A New Market
Businesses have started selling many new and innovative electrical postural devices. These developers used good concepts and theories behind the product’s development. However, as someone who has studied posture and movement extensively, I have concerns. Before I get started, I want to say that there is no to little research on these devices. This means what I write here may not hold true with research. I do base my assessments off of what I know about human posture and movement. In addition, one important thing to remember about the human body is variability. This means that while I may recommend the use or advise against the use of some devices, exceptions will exist.
Electrical Postural Devices: Thoracic Stimulation
As a physical therapist, I get a lot of advertisements for devices that you put on your upper back. They stimulate you when you hunch over so that you sit up tall again. This is a perfectly reasonable in theory. However, I have concerns about the devices’ long term effects on posture. Here’s why:
Fast versus slow fibers
By sending a “zap”, these devices likely turn on fast twitch fibers in your back versus the slow twitch fibers. Why does that matter? Fast-twitch fibers are the muscle fibers responsible for movement. So while they do a good job getting you back into the correct posture, they can’t hold you there. That’s the job of the slow twitch muscle fibers.
Thoracic spine versus hips
They address posture at the thoracic spine (upper back), but that likely isn’t where the problem starts. Likely, the position of the feet or hips influences the position of the thoracic spine. While correcting the thoracic spine’s posture could influence the hips, it may not for everybody and probably not for most. This could end up causing bigger problems with the upper body sitting up tall on a disengaged lower body.
Finally, there is a certain portion of the population that will fall into poor posture too frequently for these devices to help. One important part of working with highly involved pediatric population includes preventing them from over-stretching. One thing that happens to many kids in this population (especially during therapy) is they will sit upright, then lose their balance and fall down into a stretched out position. When a muscle is stretched into the max 1/3 of its range, and neurological response occurs that makes it harder to stimulate it. Therefore, these kids keep stretching out there postural muscles, making it harder to recruit.
This process also happens with an adult sitting at a desk. The adult slouches forwards, then pulls back up, then slouches forwards again.

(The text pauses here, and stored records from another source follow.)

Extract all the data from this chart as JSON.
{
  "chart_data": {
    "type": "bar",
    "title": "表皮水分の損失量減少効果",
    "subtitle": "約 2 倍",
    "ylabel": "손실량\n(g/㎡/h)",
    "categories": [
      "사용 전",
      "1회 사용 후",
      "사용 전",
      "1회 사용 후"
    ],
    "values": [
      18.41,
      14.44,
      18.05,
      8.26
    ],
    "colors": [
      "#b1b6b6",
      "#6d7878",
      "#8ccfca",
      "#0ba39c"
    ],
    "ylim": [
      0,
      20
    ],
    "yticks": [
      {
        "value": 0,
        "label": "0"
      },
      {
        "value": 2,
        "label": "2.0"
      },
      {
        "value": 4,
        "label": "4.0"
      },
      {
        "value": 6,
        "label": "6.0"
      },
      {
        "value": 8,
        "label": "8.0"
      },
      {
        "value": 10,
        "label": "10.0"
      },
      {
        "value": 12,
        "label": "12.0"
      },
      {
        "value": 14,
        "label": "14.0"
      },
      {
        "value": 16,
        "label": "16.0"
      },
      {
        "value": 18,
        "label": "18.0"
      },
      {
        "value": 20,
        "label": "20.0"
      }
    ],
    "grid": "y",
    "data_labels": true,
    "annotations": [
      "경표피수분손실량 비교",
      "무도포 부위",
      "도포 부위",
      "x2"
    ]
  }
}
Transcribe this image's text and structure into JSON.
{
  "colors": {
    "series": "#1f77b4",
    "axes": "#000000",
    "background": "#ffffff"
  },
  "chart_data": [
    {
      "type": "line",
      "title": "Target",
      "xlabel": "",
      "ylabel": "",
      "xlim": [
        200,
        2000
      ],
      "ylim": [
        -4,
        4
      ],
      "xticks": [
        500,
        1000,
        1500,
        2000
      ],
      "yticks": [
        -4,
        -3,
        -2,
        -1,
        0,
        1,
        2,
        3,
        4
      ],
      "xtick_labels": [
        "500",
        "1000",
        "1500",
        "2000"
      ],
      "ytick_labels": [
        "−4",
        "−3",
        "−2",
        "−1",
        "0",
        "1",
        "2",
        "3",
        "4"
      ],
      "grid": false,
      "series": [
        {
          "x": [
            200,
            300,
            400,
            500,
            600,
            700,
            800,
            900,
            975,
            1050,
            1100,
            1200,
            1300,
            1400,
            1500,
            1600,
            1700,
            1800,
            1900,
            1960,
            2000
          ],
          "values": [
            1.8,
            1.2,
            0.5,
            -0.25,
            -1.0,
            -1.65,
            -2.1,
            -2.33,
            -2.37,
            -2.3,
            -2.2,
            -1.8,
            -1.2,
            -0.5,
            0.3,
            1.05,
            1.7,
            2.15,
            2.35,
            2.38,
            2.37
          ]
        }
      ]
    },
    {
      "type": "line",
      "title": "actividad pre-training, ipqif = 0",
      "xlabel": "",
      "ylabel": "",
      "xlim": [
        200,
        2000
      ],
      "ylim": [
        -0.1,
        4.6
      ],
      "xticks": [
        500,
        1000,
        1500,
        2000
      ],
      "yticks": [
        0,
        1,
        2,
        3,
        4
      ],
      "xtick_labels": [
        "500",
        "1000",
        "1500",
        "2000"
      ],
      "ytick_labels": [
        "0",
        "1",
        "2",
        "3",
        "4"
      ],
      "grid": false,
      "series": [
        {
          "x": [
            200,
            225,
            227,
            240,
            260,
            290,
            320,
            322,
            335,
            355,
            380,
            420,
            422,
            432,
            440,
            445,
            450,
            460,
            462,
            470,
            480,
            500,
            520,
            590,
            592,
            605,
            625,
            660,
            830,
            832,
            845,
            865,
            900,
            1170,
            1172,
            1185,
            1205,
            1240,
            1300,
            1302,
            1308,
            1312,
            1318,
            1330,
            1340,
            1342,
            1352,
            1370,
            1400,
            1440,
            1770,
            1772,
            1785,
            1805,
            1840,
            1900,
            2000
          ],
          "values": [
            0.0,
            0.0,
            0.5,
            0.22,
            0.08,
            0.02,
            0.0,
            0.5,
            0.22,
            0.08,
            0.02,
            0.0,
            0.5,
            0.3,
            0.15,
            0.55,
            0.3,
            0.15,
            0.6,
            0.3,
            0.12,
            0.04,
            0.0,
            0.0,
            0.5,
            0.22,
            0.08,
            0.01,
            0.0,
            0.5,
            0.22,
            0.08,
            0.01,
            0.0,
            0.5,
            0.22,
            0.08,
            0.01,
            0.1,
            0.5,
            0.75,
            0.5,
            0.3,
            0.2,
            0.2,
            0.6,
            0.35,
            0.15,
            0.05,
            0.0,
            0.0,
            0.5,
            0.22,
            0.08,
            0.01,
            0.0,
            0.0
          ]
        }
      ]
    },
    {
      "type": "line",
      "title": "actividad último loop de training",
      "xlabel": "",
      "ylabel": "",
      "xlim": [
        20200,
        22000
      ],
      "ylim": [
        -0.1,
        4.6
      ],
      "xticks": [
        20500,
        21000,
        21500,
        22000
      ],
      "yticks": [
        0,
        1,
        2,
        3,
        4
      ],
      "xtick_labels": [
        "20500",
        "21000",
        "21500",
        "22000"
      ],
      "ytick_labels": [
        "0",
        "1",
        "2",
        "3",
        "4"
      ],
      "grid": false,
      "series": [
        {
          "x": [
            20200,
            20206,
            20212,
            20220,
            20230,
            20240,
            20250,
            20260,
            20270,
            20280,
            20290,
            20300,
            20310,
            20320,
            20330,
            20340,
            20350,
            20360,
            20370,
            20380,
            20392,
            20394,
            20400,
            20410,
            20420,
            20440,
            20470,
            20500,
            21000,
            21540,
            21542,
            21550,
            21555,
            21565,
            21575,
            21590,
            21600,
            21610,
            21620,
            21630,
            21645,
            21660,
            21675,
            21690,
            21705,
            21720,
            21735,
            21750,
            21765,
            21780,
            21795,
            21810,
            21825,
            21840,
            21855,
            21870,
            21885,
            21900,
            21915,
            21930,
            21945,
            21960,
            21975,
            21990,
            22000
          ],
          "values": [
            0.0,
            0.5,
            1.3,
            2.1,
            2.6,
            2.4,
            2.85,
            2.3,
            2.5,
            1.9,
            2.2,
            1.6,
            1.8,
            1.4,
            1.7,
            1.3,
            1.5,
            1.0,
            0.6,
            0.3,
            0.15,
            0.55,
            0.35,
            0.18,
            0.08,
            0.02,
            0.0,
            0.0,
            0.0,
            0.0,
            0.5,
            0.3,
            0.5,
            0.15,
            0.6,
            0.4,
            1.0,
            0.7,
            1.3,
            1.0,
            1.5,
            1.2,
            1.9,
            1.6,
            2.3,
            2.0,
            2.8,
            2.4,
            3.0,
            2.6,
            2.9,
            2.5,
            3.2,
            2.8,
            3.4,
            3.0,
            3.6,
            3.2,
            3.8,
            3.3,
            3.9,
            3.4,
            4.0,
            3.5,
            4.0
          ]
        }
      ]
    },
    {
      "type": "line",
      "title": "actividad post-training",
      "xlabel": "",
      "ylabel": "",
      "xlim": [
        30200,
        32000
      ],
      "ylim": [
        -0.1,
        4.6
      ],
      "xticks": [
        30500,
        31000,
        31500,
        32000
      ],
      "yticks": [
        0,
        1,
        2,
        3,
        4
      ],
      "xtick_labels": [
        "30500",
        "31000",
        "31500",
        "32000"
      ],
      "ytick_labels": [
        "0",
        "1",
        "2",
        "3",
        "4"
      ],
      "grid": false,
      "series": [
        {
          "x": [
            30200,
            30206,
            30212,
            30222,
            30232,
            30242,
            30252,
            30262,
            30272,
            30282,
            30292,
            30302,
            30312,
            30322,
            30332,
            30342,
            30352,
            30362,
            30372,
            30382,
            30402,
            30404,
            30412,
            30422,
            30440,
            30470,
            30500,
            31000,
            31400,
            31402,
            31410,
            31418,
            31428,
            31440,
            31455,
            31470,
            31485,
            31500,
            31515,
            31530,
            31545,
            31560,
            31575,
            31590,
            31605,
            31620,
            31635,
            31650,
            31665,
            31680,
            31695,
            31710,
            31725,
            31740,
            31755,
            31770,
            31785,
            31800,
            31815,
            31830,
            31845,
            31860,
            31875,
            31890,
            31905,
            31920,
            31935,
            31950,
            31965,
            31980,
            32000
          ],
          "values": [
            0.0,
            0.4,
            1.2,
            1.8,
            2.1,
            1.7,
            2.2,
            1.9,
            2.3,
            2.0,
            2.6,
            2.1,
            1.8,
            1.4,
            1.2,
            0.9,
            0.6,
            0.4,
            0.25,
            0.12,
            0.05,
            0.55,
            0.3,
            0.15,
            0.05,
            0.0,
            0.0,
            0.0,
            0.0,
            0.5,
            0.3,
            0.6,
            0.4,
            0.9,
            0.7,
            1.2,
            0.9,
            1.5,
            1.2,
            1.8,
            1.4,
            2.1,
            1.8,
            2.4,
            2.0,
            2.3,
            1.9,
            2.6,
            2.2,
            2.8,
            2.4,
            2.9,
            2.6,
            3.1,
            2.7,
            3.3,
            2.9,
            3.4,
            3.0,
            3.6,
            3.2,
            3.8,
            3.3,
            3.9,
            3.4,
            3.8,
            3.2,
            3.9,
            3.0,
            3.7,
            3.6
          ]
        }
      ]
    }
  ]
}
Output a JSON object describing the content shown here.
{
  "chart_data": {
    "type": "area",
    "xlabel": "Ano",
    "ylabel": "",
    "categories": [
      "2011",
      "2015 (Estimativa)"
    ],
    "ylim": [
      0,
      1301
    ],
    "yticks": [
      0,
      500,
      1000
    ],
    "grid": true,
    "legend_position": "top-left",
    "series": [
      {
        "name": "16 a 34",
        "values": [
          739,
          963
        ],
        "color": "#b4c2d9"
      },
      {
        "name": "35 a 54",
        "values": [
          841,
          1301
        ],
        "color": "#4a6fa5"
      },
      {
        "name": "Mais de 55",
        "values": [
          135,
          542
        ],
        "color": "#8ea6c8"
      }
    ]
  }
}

This process is detrimental to the development of postural muscles which require long periods of activation in the shortened range. I would treat kids who could not hold their head up. If I picked their head up, then let it fall back down, I actually damaged their ability to hold their head up. Potentially, even more than if I just let the head hang down.
Other devices monitor the movement at the hips or lumbar spine ((low back). These devices likely initiate correct posture at the proper starting point (the hips). They may though, still pose many of the problems of turning on the wrong muscle fibers or causing excessive stretch reflexes. Still, others fit around the neck and inform you when you are looking down. This device again, won’t turn on deep postural muscles, but it may inform you when you unconsciously look down at your phone.
Another device that a person wears on the wrist analyzes gait. It apparently can measure movement patterns all the way to your feet. This device has a lot of potential. From what I can tell, though, it will have more use as an assessment tool than a treatment tool. If you have uneven arm swing, swing speed, or rotational angle, something deeper may underlie it. You probably won’t address it just by swinging your arms at a different speed. I see this device being used as a way to measure improvements or something physical therapists use for assessment.
Several devices measure stress levels through a variety of methods. There are glasses that monitor eye movement, devices that measure blood pressure and heart rate, and others that measure the depth of breathing. These devices don’t have a ton of research behind them. They may help people realize when they get stressed and what brings on the stress. This can have value in addressing life change or helping learn when to take a break.
Even the electrical postural devices of which I am most critical will have value in certain situations. If you have concerns about your posture, you can use the devices. If using the devices, be sure to follow a few extra steps to guarantee better results.
- Once you sit up tall, put both feet on the floor and feel your hips and feet root down towards the floor.
- You can even put your hand on top of your head and gently push down. The compression will help turn on your postural muscles.
- If getting into the correct position is difficult, you may have soft tissue restrictions that need addressing.
- Try to incorporate standing and walking into your day with a standing desk and walking meeting when viable.
- Finally, the number one piece of advice I can give to anyone working on posture is to take deep, diaphragmatic, (belly) breathes. The diaphragm is the first postural muscle and a strong diaphragm will allow and assist all the other postural muscles to turn and stay activated.